Ilustración: Raquel Moreno
Ilustración: Raquel Moreno

Una tarde, un amigo del municipio al que llamaré Vicente me contó que él fue perseguido por un mercenario que tenía la misión de matarlo. Un ladrón local, conocido como La Fiebre, fue quien lo alertó. Aparentemente, la madre de una joven con la que había mantenido una serie de encuentros sexuales casuales y que, como resultado, había quedado embarazada, lo quería muerto. Gracias al aviso de La Fiebre, Vicente pudo huir y salvar su vida; sin embargo, la amenaza del asesinato reflejaba la profunda pena de la abuela de su hijo.1 El caso recuerda los señalamientos de Renato Rosaldo sobre los ilongotes de Filipinas y la “caza” de cabezas humanas como una forma de responder a la rabia. La ira, entonces, se describía como una aflicción que necesitaba un lugar donde depositarse y que, en contextos como el mencionado, llevaba a matar a otro ser humano.2

Si bien es tentador hacer análisis sofisticados sobre la función de los asesinatos en la restauración del honor, en este texto quiero reflexionar sobre el rol de la ira en la producción deliberada de muerte ¿cómo se actúa frente a una pérdida devastadora? Lo primero que podría decirse es que se atribuye un culpable, no se ve el evento como algo azaroso, sino que se requiere un sujeto en el cual fincar la rabia. En este último caso, quien ocupaba ese lugar era Vicente y la expresión cultural para manifestar esa ira, para hacer algo con ella, era el asesinato. Sin embargo, es interesante que este proceso no se diera por cuenta propia, sino que se buscara un intermediario para concluir con la vida del otro.

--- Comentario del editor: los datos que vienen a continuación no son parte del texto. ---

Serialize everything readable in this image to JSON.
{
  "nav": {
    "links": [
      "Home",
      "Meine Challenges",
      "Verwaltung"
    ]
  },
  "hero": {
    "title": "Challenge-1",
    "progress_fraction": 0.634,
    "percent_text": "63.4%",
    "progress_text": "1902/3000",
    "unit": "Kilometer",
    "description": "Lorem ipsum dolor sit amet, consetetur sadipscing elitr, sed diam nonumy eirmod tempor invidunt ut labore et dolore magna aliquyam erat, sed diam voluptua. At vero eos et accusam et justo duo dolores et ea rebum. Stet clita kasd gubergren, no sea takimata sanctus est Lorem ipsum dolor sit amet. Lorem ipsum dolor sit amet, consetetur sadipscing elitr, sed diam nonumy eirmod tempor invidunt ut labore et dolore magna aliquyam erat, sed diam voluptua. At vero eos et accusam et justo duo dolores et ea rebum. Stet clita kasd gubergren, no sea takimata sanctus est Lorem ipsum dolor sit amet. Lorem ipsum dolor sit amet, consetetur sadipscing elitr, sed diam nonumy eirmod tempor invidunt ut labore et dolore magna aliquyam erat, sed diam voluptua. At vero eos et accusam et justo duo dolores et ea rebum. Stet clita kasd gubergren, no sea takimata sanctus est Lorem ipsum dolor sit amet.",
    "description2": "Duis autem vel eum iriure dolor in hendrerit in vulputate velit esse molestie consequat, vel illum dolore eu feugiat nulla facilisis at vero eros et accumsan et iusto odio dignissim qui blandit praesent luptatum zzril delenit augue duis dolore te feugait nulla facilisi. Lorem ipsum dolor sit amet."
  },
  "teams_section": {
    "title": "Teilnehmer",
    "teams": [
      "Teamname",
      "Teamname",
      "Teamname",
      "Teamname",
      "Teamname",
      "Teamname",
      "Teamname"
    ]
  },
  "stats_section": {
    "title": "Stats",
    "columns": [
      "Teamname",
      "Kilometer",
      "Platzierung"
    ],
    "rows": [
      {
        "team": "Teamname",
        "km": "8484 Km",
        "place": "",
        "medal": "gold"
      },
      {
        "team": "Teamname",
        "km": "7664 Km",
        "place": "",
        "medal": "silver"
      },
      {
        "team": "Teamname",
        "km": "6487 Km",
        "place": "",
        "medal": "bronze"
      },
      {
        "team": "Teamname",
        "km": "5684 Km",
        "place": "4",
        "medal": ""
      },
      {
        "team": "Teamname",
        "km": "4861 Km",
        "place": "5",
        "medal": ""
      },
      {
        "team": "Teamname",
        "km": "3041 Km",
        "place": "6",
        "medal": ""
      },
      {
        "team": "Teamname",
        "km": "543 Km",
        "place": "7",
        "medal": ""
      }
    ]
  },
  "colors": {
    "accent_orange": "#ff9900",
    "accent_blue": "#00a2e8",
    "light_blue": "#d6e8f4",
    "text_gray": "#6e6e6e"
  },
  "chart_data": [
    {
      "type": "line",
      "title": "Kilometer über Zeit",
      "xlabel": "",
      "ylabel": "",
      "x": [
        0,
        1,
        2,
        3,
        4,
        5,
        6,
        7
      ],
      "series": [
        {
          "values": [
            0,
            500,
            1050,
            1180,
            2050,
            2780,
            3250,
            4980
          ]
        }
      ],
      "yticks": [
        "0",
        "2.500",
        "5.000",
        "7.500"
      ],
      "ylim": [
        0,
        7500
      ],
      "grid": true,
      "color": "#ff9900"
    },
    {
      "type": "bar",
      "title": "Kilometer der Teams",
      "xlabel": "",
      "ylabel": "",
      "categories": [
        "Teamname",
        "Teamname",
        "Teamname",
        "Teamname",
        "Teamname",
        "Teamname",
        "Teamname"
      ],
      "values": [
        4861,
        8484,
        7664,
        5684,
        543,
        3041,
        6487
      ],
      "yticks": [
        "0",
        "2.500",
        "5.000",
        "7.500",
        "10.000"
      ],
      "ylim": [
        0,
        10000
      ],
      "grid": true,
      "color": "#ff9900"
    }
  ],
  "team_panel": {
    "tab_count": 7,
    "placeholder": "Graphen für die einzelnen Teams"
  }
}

Cuando cuestioné a Vicente respecto a esto, argumentó que era más seguro recurrir a un mercenario porque éste conocía la técnica del asesinato y, en el caso improbable de que hubiera una denuncia, sería probablemente el asesino quien iría preso.

En realidad, en la Costa Grande había una gran cantidad de asesinos a sueldo. Todos eran varones y se distinguían por sus estilos particulares de matar. Algunos eran figuras realmente célebres dentro del municipio e incluso eran respetados. Esto refiere a su importancia dentro de la dinámica social. En ese sentido, el homicidio no era algo que se percibiera como ajeno a la comunidad, sino que formaba parte de la reproducción social de la misma, y por lo tanto era tolerado. De alguna manera, parecía que el rol de los mercenarios era el de restaurar el orden social violentado a través de una acción como el asesinato de quien había infringido alguna norma. En ese sentido, la violencia organizada funcionaba como una suerte de fuerza restaurativa, lo cual explicaba que los asesinos a sueldo gozaran de cierta legitimidad a nivel local.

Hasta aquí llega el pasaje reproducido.